Interesting thought. If the main bulk of the terminal can be relocated to other sites in the GTA, then perhaps a small facility with a much tighter footprint could replace the existing terminal to serve more local needs in the City core.

That makes me think that a great move would be to propose a land-swap with the owners of the neighbouring plaza where the Queensway Sobeys is located (which is apparently Cushman Wakefield). Place the newer facility and employment uses closer to the less desirable lands near the Humber Wastewater Treatment Plant, construct a service road alongside the Gardiner to connect with the Gardiner on-ramp, and rezone all the lands near Park Lawn GO extending up to The Queensway for mixed-use development.

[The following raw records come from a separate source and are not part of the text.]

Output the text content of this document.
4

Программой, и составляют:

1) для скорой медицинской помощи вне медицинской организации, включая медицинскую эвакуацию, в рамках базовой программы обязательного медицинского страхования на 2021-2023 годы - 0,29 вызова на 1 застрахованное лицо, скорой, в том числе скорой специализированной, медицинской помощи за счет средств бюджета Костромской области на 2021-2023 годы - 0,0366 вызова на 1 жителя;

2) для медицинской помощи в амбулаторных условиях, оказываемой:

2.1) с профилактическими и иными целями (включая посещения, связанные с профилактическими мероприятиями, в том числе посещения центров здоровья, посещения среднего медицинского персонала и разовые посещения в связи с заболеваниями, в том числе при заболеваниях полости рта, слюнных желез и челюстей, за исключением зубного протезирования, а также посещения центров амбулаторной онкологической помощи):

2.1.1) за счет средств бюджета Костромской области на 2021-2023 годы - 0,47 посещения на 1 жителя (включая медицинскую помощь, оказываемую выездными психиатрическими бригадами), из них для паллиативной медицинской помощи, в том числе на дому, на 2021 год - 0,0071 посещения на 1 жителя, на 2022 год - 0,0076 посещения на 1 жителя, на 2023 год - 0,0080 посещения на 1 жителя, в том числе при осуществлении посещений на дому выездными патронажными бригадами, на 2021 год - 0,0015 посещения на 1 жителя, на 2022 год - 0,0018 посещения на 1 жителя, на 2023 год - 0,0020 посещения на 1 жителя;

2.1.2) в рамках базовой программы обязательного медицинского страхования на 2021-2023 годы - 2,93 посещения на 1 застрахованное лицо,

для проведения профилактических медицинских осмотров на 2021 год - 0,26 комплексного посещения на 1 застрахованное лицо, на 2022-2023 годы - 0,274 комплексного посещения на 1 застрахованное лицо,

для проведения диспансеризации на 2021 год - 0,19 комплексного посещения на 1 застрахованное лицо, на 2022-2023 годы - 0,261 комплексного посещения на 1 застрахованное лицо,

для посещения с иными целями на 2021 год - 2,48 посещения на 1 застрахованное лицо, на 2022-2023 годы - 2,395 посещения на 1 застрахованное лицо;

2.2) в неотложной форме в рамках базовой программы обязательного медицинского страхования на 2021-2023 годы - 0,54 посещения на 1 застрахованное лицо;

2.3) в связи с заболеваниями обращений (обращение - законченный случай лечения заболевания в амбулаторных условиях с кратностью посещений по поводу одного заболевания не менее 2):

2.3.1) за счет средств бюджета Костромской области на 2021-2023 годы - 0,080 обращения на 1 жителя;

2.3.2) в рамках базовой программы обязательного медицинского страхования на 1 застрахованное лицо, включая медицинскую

If a smaller facility doesn't make sense from the Food Terminal's operations POV, then perhaps instead of a food terminal (and provided an alternative site is found somewhere else in the GTA), one of the logistics and distribution companies servicing e-commerce would likely be happy to lease out the space with it being so close to downtown.
 
Maybe the Food Terminal can stay where it is and sell air rights to a developer that can put some/most portions of it underground. Redeveloping this site together with the neighboring plaza has so much potential in this location, as the construction can be done in multiple phases, additional relief North-South roads can be added, as well as some green space.

At some point Queensway will get better transit options (not just the new GO station) so intensification here makes perfect sense.
 
Maybe the Food Terminal can stay where it is and sell air rights to a developer that can put some/most portions of it underground. Redeveloping this site together with the neighboring plaza has so much potential in this location, as the construction can be done in multiple phases, additional relief North-South roads can be added, as well as some green space.

At some point Queensway will get better transit options (not just the new GO station) so intensification here makes perfect sense.

The location is highly desirable, and once all the towers of the massive former Christie lands are built it will once again put this site under immense pressure.

In 2040 I'll be telling all you guys "Told ya so!!"
 
The location is highly desirable, and once all the towers of the massive former Christie lands are built it will once again put this site under immense pressure.

In 2040 I'll be telling all you guys "Told ya so!!"
I agree with you! I'm just saying that if the politicians really want to keep the Food Terminal there, most sections of it can be put underground, while towers can be built on top of it, with North-South relief roads...

Don't get me wrong, I'm in favor for relocating the Food Terminal, but maybe some sort of a middle ground can be found if for any reason city planners say that it has to be in this location in the long run.
 
I don't see why anyone should be that attached to the Food Terminal being in this location, or that desire being worth many millions of dollars per year. We're talking about perhaps inconveniencing some stores that buy produce there by having to drive 20 minutes further.
 
Interestingly, every thread in South Etobicoke/ South Swansea/Queensway area turns into a discussion about transit :)
This is probably why a single GO station will not solve all problems in the area. If HBS aims to be a new downtown with office towers, many people should be able to have easy access to it and not only people who live close to Union Station, or other few GO stations on this line within GTA.

But maybe we should leave that for a separate discussion and focus here on the Food Terminal and what could be the best way to unlock the enormous potential of it's location...
 
The province only recently committed to keeping the things the way they are for the foreseeable future.

I don't see these lands being in play anytime soon.

That's not a comment on the merit of them being in play or anyone's preferences.

I'm just saying I think that this is 'fantasy' in the near to medium term.

Relocating the terminal would be expensive; making the sale of the land significantly less attractive.

I don't see the politics for it at this point.

Doubtless that time will come; but not yet, I don't think.